Then, of course, we had to make a woman suffrage campaign through the months of September and October. We did our best. Everywhere we had splendid audiences and I think we had a larger ratio of men in those olden times than we have nowadays. Election day came, that 5th day of November, 1867, when 9,070 men voted yes, and over 18,000 voted no. On the negro suffrage amendment, 10,500 voted yes and the remainder voted no. Both amendments were lost. All the political power of the national and State Republican party was brought to bear to induce every man to vote for negro suffrage; on the other hand, all the enginery and power of the Republican, as well as of the Democratic party, were against us; and many were so ignorant they absolutely believed that to vote for woman suffrage was to vote against the negro. It was exactly like declaring here tonight that if every woman in this house should fill her lungs with oxygen, she would rob all you men of enough to fill yours. Nobody is robbed by letting everybody have equal rights.

Since 1867 seven other States have submitted the question. Let me run them over.

[Miss Anthony then gave a graphic description of the campaigns in Michigan, 1874; Colorado, 1877; Nebraska, 1882; Oregon, 1884; Rhode Island, 1886; Washington, 1889; South Dakota, 1890; all of which failed for lack of support from the political platforms, editors and speakers.]

But at last in Colorado, in the second campaign, we won by the popular vote, gained through party endorsement, the enfranchisement of women. During the summer of 1893 nearly every Republican and Populist and not a few Democratic county conventions put approving planks in their platforms. When the fall campaign opened every stump orator was authorized to speak favorably upon the subject; no man could oppose it unless he ran counter to the principles laid down in his party platform. That made it a truly educational campaign to all the voters of the State. A word to the wise is sufficient. Let every man who wants the suffrage amendment carried, demand a full and hearty endorsement of the measure by his political party, be it Democrat, Republican, Populist or Prohibition, so that Kansas shall win as did her neighbor State, Colorado.

The Republicans of Kansas made the Prohibition amendment a party measure in 1880. After they secured the law they had planks in their platform for its enforcement from year to year, until they were tired of fighting the liquor dealers, backed by the Democrats in the State and on the borders. They wearied of being taunted with the fact that they had not the power to enforce the law. Then in 1887 they gave municipal suffrage to women as a sheer party necessity. Just as much as it was a necessity of the Republicans in reconstruction days to enfranchise the negroes, so was it a political necessity in the State of Kansas to enfranchise the women, because they needed a new balance of power to help them elect and re-elect officers who would enforce the law. Where else could they go to get that balance? Every man in the State, native and foreign, drunk and sober, outside of the penitentiary, the idiot and lunatic asylums, already had the right to vote. They had nobody left but the women. As a last resort the Republicans, by a straight party vote, extended municipal suffrage to women.
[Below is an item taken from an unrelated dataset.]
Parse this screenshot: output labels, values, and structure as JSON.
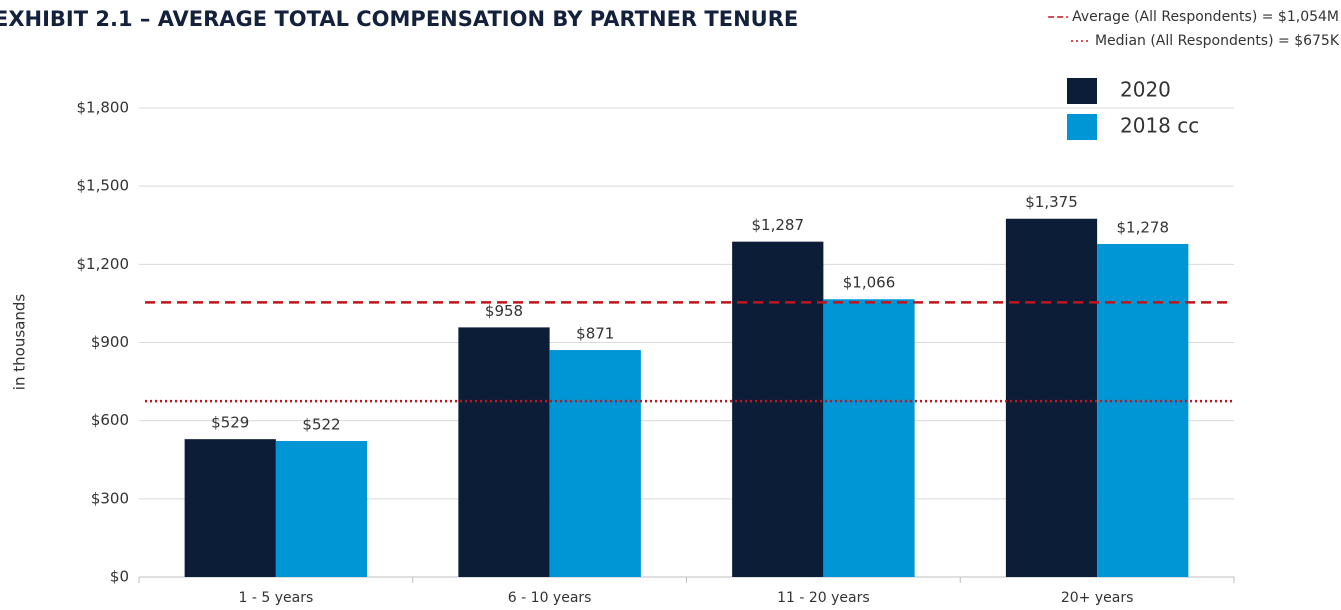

This political power was put into the hands of the women of this State by the old Republican party with its magnificent majorities—82,000, you remember, the last time you bragged. It was before you had the quarrel and division in the family; it was by that grand old party, solid as it was in those bygone days!

Last year, and two years ago, after the People's party was organized, when their State convention was held, and also when the Republican convention was held, each put a plank in its platform declaring that the time had come for the submission of a proposition for full suffrage to women. What then could the women infer but that such action meant political help in carrying this amendment? If I had not believed this I never would have come to the State and given my voice in twenty-five or thirty political meetings, reminding the Republicans what a grand and glorious record they had made, not only in the enfranchisement of the black men but in furnishing all the votes on the floor of Congress ever given for women's enfranchisement there, and in extending municipal suffrage to the women of Kansas. I have vowed, from the time I began to see that woman suffrage could be carried only through party help, that I never would lend my influence to either of the two dominant parties that did not have a woman suffrage plank in its platform.

I consider, by every pledge of the past, by the passage of the resolution through the legislature when the representatives of the two parties, the People's and Republican, vied with each other to see who would give the largest majority, that both promised to make this a party measure and I speak tonight to the two parties as the old Republican party. You are not the same men altogether, but you are the descendants, the children, of that party; and I am here tonight, and have come all the way from my home, to beg you to stand by the principles which have made you great and strong, and to finish the work you have so nobly begun.

The Republicans are to have their State convention the 6th of June. I shall be ashamed if the telegraph wires flash the word over the country, "No pledge for the amendment," as was flashed from the Republican League the other day. Should this happen, as I have heard intimated, and there is a woman in the State of Kansas who has any affiliation with the Republican party, any sympathy with it, who will float its banner after it shall have thus failed to redeem its pledge, I will disown her; she is not one of my sort.

The Populist convention is to be held the 12th of June. If it should shirk its responsibility, and not put a strong suffrage plank in its platform, pledging itself to use all its educational powers and all its party machinery to carry the amendment, then I shall have no respect for any woman who will speak or work for its success.